Around 6,500 had already reimbursed the government after receiving an "educational letter" from the Canadian Revenue Agency back in December that warned them they may not have been eligible. So long as those that sent in the money meet all other eligibility requirements, they will be reimbursed for CERB payments, totaling around $52 million.
CRA said that the process to apply for reimbursement will be released "soon."
According to the government's publication in the Canadian Gazette, the move is deemed necessary because it "would be unreasonable and unjust for the Crown to collect the debt."
The misinformation began last spring, when the CRA issued its eligibility requirements for the $2,000 per month emergency payment.
The CERB eligibility criteria stated at launch that recipients must be making at least $5,000 before taxes in either all of 2019 or the 12 months prior to filing.
Due to "unclear and incorrect" information, around 30,000 self employed Canadians took that to mean total income before deducting expenses, or gross income, rather than their net income after deductions, which is usually how self-employed income is calculated.
Adding to the confusion, CRA call center scripts originally stated that CERB eligibility was based on gross income.
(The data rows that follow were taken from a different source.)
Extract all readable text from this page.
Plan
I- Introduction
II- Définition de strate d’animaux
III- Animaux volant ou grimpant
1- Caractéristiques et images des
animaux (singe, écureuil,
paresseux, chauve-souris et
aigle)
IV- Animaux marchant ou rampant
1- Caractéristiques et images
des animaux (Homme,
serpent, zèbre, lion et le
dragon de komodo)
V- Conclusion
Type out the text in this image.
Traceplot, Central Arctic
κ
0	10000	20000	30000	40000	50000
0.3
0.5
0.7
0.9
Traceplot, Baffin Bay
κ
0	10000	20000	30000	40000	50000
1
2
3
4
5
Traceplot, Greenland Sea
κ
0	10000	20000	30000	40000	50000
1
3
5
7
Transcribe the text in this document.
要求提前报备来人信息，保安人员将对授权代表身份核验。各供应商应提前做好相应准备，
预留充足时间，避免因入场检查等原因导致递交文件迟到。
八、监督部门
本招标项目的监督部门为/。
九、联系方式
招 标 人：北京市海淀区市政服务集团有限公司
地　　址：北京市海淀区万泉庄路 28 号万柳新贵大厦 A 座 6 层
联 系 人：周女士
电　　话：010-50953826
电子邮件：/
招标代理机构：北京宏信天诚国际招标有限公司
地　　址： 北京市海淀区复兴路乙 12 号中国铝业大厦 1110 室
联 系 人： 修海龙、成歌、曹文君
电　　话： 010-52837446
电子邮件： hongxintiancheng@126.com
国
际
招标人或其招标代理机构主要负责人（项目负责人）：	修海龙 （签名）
The script was changed a few weeks after the program was launched.
An "educational letter" from the CRA was sent out in December, saying that self-employed Canadians needed to provide proof that they made at least $5,000 in net income in 2019, or pay back the CERB money, causing Canadians to panic.
Employment Minister Carla Qualtrough announced in February that those applicants could keep the money.
"Given that the eligibility criteria with respect to self-employment income were initially unclear and that individuals applied on the basis of these criteria, these individuals may be facing hardship if required to repay these monies,” reads an official statement.
The objective set forth by the government in forgiving the debt is "to limit the financial hardship" of Canadians who applied to CERB after “receiving incorrect or inaccurate information” from the federal government on self-employment income eligibility criteria.
The notice from the government does note though that those self-employed Canadians who don't meet the other eligibility requirements set forth for CERB payments will still have to repay those amounts.